Carrol Cox cbcox at ilstu.edu
Tue Aug 27 15:39:53 PDT 2002


Chip Berlet wrote:
>
> Hi,
>
> Um, Carrol, there is this whole area of study in Sociology called
> Social Movement Theory where there is a lot of material on how mass
> social movements form--what ingredients are needed--and how people
> with grievances are recruited into social movements--primarily
> face-to-face interaction in the context of an attractive framing of
> issues. Social movements cannot be summoned into existence by
> Marxist study groups or parties. But once a social movement gets
> rolling, leftists can certainly attempt to influence the goals and
> direction of the movement. The Civil Rights Movement is a clear
> example--the progressive Highlander Center played an important role
> in training movement leaders.

I agree. Perhaps that literature you mention covers my next point, but I'll raise it. I suspect that those descriptions of the "ingredients" cover both clusters of activity that _do_ explode into the historically visible movements _and_ the kind of movements that I and a few others have started a number of. And one or two of those even seemed to flourish for a short time.

Many important leaders (locally and regionally) in the '60s had at one time or the other been influenced, trained even, by various CPUSA groups or off-shoots. But I would also suspect that there would have been no way of knowing in advance which "centers" or committees or etc. were going to have profound (even if partly invisible) effects and which were going to be deadends. And that, moreover, the effects could not, even on a backward view, be correlated very closely with the (apparent) strengths or weaknesses of the earlier groups (or grouplets).

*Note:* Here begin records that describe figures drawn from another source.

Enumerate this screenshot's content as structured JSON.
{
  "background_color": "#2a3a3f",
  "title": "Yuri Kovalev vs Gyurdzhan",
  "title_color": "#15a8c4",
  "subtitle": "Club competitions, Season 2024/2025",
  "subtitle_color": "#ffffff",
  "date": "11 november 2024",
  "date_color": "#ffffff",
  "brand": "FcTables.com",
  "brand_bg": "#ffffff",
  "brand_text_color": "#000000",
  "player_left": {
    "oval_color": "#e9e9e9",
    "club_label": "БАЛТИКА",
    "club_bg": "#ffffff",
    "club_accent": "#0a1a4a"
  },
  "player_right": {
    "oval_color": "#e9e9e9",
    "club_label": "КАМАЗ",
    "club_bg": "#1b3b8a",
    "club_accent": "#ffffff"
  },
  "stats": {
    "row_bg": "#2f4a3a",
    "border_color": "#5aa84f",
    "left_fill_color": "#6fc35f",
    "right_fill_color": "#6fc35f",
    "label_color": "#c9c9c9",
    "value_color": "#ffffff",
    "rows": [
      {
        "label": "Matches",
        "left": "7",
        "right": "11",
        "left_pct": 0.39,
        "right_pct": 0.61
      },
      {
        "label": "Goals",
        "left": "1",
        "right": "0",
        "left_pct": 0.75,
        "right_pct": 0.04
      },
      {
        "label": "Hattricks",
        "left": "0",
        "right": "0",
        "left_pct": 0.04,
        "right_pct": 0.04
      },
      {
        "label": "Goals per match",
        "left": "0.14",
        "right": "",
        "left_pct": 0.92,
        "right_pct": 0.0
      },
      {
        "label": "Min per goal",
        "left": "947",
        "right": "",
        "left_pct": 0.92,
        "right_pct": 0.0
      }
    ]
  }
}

I certainly agree that when a social movement gets rolling, leftists can (and some certainly will) have profound influence on the direction of such movements. That is why I try occasionally to argue that threads on this list that focus on the _present_ are backward looking. By the time anything we think _now_ bears fruit (good or bad) condtions will have changed.

And that is why, also, I think that _useful_ class analysis has to be something other than a concern with the "messy reality" around us, because that messy reality will change greatly before our thought ever achieves anything.